Entre os supersticiosos, outro exemplo apontado é o da então primeira-dama Ruth Cardoso. A antropóloga usou um cocar de penas de águia em 1995, em um encontro de mulheres indígenas, e menos de um mês depois quebrou o antebraço direito ao escorregar e cair no salão térreo do Palácio da Alvorada.
A superstição ultrapassou o meio político. Então presidente do Supremo Tribunal Federal (STF), a ministra Cármen Lúcia foi presenteada com dois cocares em 2017, mas se esquivou quando um dos indígenas tirou o adereço da própria cabeça e fez menção de colocá-lo na dela. Na ocasião, ela disse que guardaria os presentes.
— Esse negócio pode ser usado por brancos? Vou guardar —disse ela, saindo pela tangente.

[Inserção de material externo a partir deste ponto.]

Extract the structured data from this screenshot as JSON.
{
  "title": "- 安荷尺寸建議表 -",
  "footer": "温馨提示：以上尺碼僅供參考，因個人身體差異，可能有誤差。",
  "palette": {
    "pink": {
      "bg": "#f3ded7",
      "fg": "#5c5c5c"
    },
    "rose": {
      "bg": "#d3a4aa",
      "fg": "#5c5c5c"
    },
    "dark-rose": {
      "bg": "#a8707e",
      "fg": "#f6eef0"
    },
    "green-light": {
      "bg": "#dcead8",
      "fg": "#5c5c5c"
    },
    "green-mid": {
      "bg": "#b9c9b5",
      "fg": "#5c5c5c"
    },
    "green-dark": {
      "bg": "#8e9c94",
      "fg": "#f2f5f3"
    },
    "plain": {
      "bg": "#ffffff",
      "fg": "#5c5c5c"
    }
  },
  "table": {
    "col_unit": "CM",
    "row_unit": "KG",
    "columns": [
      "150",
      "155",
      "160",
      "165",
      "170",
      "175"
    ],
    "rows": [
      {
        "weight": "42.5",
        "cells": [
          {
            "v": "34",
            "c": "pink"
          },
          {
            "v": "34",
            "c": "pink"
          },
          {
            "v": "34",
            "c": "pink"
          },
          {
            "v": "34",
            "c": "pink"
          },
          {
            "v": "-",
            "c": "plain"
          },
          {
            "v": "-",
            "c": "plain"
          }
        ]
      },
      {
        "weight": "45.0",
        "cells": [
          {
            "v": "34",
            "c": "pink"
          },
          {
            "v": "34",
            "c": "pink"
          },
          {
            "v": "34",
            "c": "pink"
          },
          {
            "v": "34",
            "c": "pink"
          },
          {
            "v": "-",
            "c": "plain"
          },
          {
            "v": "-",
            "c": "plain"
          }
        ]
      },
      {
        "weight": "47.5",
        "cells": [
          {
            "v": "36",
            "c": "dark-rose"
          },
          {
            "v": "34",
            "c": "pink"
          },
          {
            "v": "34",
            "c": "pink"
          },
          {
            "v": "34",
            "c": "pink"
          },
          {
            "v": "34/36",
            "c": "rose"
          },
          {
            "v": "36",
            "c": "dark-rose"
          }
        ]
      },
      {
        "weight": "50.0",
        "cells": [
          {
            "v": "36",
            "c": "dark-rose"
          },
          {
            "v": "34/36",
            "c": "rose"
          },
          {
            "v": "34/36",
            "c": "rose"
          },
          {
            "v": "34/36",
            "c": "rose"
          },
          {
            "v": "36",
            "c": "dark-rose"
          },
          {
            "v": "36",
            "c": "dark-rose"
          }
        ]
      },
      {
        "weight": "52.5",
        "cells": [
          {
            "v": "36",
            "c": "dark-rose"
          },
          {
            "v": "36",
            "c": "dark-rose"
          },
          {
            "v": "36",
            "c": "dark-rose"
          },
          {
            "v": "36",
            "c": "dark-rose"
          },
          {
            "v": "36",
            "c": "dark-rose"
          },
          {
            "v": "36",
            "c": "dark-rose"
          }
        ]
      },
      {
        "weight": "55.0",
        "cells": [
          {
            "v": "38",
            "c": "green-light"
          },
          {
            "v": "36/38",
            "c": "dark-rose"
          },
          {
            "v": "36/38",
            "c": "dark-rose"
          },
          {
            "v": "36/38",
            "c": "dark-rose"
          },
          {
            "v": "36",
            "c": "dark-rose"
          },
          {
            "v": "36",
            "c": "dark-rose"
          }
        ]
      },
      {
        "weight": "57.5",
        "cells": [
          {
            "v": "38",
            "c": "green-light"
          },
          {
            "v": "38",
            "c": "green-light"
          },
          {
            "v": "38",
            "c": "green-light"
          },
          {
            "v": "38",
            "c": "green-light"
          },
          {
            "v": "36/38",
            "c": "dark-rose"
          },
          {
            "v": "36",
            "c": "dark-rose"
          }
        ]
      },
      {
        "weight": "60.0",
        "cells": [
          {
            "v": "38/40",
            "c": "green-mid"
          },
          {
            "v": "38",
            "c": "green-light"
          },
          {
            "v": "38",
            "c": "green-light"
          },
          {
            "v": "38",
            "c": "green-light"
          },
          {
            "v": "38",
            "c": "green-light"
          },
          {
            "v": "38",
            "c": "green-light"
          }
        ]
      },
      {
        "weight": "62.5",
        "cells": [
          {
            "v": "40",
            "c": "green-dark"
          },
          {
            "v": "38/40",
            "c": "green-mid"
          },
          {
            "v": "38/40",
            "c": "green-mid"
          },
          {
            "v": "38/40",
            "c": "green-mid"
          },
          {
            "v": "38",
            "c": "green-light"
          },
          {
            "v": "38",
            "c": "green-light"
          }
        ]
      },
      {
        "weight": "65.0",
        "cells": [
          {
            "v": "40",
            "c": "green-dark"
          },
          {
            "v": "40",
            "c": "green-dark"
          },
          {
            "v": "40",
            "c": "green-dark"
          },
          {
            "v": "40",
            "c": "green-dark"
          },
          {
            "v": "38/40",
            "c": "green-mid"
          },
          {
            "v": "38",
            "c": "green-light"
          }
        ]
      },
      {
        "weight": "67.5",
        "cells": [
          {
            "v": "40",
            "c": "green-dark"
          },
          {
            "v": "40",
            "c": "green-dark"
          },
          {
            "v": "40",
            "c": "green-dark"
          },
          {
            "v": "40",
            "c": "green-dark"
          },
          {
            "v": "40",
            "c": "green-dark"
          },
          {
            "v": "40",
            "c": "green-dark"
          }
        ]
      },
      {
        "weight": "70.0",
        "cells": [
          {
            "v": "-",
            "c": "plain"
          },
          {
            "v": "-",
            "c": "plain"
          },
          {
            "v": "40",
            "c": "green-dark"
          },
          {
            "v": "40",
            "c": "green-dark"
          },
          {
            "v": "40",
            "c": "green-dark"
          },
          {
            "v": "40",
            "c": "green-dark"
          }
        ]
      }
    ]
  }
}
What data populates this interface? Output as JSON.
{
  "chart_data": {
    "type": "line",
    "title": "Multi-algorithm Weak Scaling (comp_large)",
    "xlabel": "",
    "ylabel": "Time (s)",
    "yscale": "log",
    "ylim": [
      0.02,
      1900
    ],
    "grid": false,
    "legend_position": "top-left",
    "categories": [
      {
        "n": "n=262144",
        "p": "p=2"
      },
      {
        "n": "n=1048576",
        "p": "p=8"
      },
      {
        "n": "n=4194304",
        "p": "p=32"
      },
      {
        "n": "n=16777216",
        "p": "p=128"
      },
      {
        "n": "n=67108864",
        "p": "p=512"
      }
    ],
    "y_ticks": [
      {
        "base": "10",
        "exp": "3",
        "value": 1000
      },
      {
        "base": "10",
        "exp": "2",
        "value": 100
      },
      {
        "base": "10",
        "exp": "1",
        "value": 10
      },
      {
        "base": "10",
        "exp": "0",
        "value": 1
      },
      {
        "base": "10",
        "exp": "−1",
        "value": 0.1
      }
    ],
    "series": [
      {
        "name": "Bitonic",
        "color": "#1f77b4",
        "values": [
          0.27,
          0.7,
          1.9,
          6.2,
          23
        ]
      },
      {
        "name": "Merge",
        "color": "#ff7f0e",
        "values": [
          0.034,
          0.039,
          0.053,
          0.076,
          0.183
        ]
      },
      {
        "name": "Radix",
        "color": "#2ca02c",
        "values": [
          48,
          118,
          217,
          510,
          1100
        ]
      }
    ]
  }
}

A ministra aceitou usar apenas uma outra peça decorativa em torno do pescoço. Os indígenas tinham ido ao Supremo acompanhar um julgamento sobre a permissão para atividades de mineração em parte de uma reserva no Pará, mesmo sem a implementação de plano de gestão econômica e de medidas compensatórias para as comunidades locais.
Apesar do receio no meio político, outros presidentes, assim como Bolsonaro, ignoraram a “tradição”. Dilma Rousseff usou o adorno em 2011 ao inaugurar uma ponte no Amazonas — mesma situação de Bolsonaro anteontem. Ela estava acompanhada do ex-presidente Lula, que também colocou um cocar. Dilma foi vaiada no evento ao citar o então prefeito de Manaus, Amazonino Mendes, nos agradecimentos. Ele era alvo de protestos do setor de transporte alternativo, devido a uma polêmica envolvendo o preço da passagem.
Já Lula, em 2006, na Presidência da República, até tentou evitar, mas acabou colocando um cocar em uma cerimônia no Palácio do Planalto. A solenidade ocorreu a seis meses da eleição em que ele acabou reeleito. O petista já havia usado o adereço em 2004, em outra cerimônia no Planalto. Em 1994, porém, Lula ganhou um cocar em Campo Grande (MS) e depois perdeu a disputa eleitoral.